Holmes parecía un poco contrariado, pero pronto volvió a su buen humor habitual.
– Deseaba verle especialmente a esta hora. Mi buen amigo y colega, el doctor Watson, está ahora mismo realizando una visita en Kensington, con la intención de volver aquí antes de que seamos demasiado viejos. Desde luego, es un visitante habitual y bienvenido, aunque hoy estará ocupado hasta después de las ocho de la tarde y, por tanto, no nos molestará. Ya se habrá dado cuenta de que lo que tengo que decirle es confidencial.
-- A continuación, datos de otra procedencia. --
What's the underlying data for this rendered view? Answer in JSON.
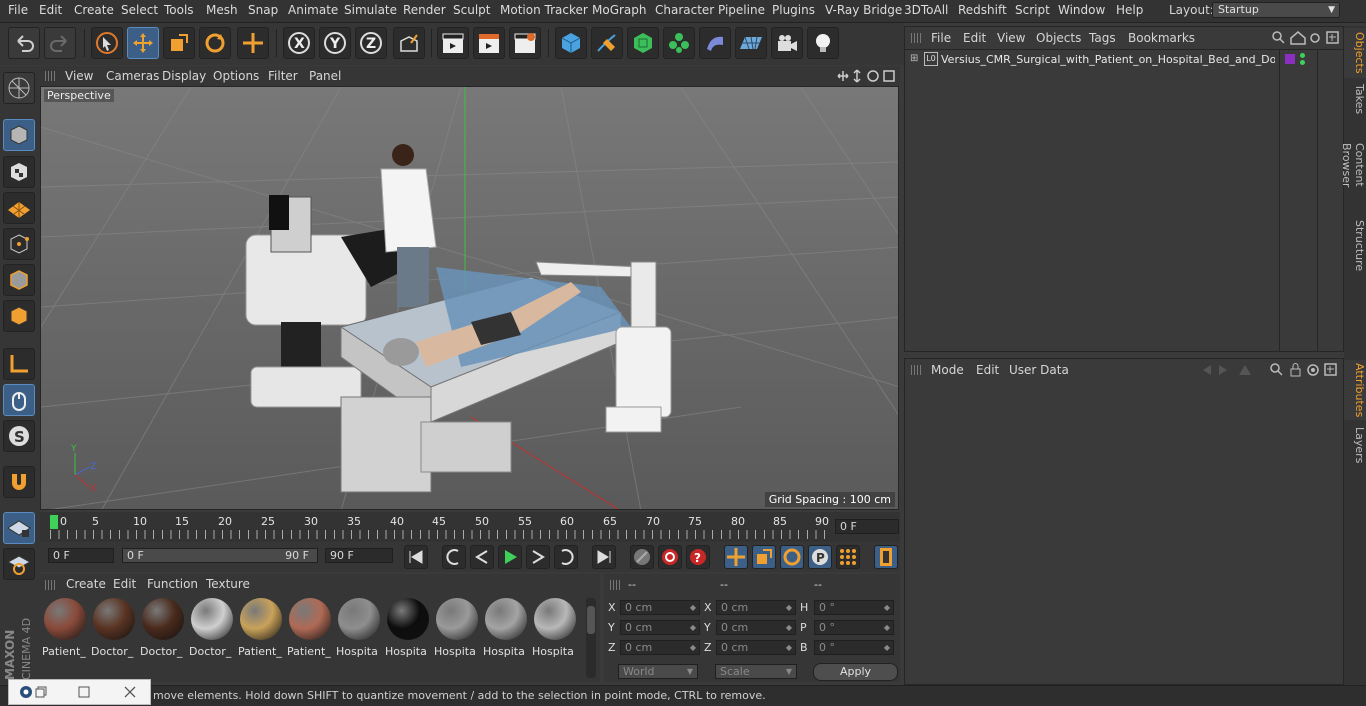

En ese momento la señora Hudson llegó con el té, por lo que se dejó la conversación hasta que se sirvió la infusión y las distintas mermeladas y pasteles que les había ofrecido la señora de la casa.
Una vez que se encontraron solos de nuevo, Holmes continuó con su monólogo.
– Hace poco que he vuelto a Londres -comenzó-. Es posible que piense que durante las anteriores semanas he estado totalmente ocupado con el peligroso asunto del banquero, el señor Crosby. Pero, ¿supongo que no estará muy interesado en las sanguijuelas rojas?
El gran detective se tomó una ligera pausa, como esperando que Crow manifestara un gran interés por el tema, pero, como no se produjo, Holmes suspiró y siguió hablando en tono grave.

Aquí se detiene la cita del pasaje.